A pronucleus () is the nucleus of a sperm or egg cell during the process of fertilization. The sperm cell becomes a pronucleus after the sperm enters the ovum, but before the genetic material of the sperm and egg fuse. Contrary to the sperm cell, the egg cell has a pronucleus once it becomes haploid, and not when the sperm cell arrives. Sperm and egg cells are haploid, meaning they carry half the number of chromosomes of somatic cells, so in humans, haploid cells have 23 chromosomes, while somatic cells have 46 chromosomes. The male and female pronuclei do not fuse, although their genetic material does. Instead, their membranes dissolve, leaving no barriers between the male and female chromosomes. Their chromosomes can then combine and become part of a single diploid nucleus in the resulting embryo, containing a full set of chromosomes.

The appearance of two pronuclei is the first sign of successful fertilization as observed during in vitro fertilisation, and is usually observed 18 hours after insemination or intracytoplasmic sperm injection (ICSI). The zygote is then termed a two-pronuclear zygote (2PN). Two-pronuclear zygotes transitioning through 1PN or 3PN states tend to develop into poorer-quality embryos than ones who remain 2PN throughout development, and may be significant in embryo selection in in vitro fertilisation (IVF).

History
The pronucleus was discovered the 1870s microscopically using staining techniques combined with microscopes with improved magnification levels. The pronucleus was originally found during the first studies on meiosis. Edouard Van Beneden published a paper in 1875 in which he first mentions the pronucleus by studying the eggs of rabbits and bats. He stated that the two pronuclei form together in the center of the cell to form the embryonic nucleus. Van Beneden also found that the sperm enters into the cell through the membrane in order to form the male pronucleus. In 1876, Oscar Hertwig did a study on sea urchin eggs because the eggs of sea urchins are transparent, so it allowed for much better magnification of the egg. Hertwig confirmed Van Beneden's finding of the pronucleus, and also found the formation of the female pronucleus involves the formation of polar bodies.

Formation
The female pronucleus is the female egg cell once it has become a haploid cell, and the male pronucleus forms when the sperm enters into the female egg. While the sperm develops inside of the male testes, the sperm does not become a pronucleus until it decondenses quickly inside of the female egg. When the sperm reaches the female egg, the sperm loses its outside membrane as well as its tail. The sperm does this because the membrane and the tail are no longer needed by the female ovum. The purpose of the cell membrane was to protect the DNA from the acidic vaginal fluid, and the purpose of the tail of the sperm was to help move the sperm cell to the egg cell. The formation of the female egg is asymmetrical, while the formation of the male sperm is symmetrical. Typically in a female mammal, meiosis starts with one diploid cell and becomes one haploid ovum and typically two polar bodies, however one may later divide to form a third polar body. In a male, meiosis starts with one diploid cell and ends with four sperm. In mammals, the female pronucleus starts in the center of the egg before fertilization. When the male pronucleus is formed, after the sperm cell reaches the egg, the two pronuclei migrate towards each other. However, in brown alga Pelvetia, the egg pronucleus starts in the center of the egg before fertilization and remain in the center after fertilization. This is because the egg cells of brown alga Pelvetia, the egg pronucleus is anchored down by microtubules so only the male pronucleus migrates towards the female pronucleus.

Calcium concentration
The calcium concentration within the egg cell cytoplasm has a very important role in the formation of an activated female egg. If there is no calcium influx, the female diploid cell will produce three pronuclei, rather than only one. This is due to the failure of release of the second polar body.

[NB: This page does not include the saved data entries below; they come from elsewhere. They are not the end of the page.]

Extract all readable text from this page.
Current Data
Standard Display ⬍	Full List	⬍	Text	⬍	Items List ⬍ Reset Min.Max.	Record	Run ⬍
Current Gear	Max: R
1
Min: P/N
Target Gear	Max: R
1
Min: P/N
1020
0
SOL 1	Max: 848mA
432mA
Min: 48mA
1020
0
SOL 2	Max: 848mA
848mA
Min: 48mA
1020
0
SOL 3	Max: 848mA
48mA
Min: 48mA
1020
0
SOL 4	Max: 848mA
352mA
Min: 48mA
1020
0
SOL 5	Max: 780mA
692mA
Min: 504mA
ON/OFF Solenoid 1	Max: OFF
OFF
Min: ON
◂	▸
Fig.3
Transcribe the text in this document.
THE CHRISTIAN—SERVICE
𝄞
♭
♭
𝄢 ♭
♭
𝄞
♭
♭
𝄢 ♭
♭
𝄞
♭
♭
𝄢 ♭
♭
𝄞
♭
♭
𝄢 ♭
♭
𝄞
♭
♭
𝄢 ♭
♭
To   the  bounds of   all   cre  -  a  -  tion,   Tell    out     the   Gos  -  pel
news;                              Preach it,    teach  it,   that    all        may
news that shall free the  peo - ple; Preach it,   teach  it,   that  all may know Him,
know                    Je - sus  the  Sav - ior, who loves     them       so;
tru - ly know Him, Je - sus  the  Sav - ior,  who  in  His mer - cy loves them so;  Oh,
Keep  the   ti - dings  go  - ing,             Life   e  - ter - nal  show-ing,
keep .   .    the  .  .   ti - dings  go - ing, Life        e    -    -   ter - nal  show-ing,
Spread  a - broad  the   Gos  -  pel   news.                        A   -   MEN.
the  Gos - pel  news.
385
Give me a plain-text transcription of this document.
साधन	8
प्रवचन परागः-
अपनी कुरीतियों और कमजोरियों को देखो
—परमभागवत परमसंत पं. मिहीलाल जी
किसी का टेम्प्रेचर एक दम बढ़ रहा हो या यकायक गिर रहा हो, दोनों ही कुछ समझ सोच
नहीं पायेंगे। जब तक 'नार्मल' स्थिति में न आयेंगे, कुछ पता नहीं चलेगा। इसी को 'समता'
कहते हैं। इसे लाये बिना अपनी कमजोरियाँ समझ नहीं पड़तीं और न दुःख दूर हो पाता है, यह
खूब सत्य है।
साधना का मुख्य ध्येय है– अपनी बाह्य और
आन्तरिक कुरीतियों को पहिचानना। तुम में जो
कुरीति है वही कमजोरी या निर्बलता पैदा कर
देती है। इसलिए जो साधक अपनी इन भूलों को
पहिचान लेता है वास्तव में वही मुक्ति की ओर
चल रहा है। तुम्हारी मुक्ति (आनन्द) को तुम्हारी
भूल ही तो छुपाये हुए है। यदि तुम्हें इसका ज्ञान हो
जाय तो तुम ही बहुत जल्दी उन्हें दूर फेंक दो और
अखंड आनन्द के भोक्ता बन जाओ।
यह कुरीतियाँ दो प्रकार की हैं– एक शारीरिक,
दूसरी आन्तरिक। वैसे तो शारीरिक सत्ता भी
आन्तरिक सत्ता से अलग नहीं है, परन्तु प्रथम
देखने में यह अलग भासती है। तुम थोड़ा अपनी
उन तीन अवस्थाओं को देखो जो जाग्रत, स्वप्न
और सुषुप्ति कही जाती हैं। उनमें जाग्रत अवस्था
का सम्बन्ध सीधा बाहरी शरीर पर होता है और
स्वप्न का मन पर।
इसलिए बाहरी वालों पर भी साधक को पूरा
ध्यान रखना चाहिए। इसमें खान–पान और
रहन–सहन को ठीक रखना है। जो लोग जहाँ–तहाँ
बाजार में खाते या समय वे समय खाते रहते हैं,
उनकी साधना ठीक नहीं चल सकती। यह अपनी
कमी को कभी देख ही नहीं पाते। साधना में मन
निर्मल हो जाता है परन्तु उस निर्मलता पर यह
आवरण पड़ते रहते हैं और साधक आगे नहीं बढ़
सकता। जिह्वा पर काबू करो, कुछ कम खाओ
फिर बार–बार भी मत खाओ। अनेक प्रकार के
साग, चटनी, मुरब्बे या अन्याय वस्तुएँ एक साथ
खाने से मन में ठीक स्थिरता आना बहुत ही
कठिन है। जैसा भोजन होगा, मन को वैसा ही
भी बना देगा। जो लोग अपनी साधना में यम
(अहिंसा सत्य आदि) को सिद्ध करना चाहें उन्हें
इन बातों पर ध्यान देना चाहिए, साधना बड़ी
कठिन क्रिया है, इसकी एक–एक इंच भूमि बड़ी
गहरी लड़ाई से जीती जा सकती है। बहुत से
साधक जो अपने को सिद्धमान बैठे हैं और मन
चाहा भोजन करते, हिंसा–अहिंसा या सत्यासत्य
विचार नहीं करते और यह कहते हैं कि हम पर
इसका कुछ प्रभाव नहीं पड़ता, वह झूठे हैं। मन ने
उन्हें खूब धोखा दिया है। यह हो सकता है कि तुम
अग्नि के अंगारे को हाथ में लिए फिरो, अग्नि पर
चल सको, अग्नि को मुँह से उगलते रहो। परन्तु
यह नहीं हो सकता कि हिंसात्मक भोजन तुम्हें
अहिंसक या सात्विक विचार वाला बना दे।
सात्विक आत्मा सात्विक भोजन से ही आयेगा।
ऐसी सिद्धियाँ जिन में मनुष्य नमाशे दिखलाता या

Combination of male and female pronuclei
In sea urchins, the formation of the zygote starts with the fusion of both the inner and outer nuclei of the male and female pronuclei. It is unknown if one of the pronuclei start the combination of the two, or if the microtubules that help the dissolution of membranes commence the action. The microtubules that make the two pronuclei combine come from the sperm's centrosome. There is a study that strongly supports that microtubules are an important part of the fusion of the pronuclei. Vinblastine is a chemotherapy drug that affects both the plus and minus ends of microtubules. When vinblastine is added to the ovum, there is a high rate of pronuclear fusion failure. This high rate of pronuclear fusion failure highly suggests that microtubules play a major role in the fusion of the pronucleus. In mammals, the pronuclei only last in the cell for about twelve hours, due to the fusion of the genetic material of the two pronuclei within the egg cell. Many studies of pronuclei have been in the egg cells of sea urchins, where the pronuclei are in the egg cell for less than an hour. The main difference between the process of fusion of genetic materials in mammals versus sea urchins is that in sea urchins, the pronuclei go directly into forming a zygote nucleus. In mammalian egg cells, the chromatin from the pronuclei form chromosomes that merge onto the same mitotic spindle. The diploid nucleus in mammals is first seen at the 2-cell stage, whereas in sea urchins it is first found at the zygote stage.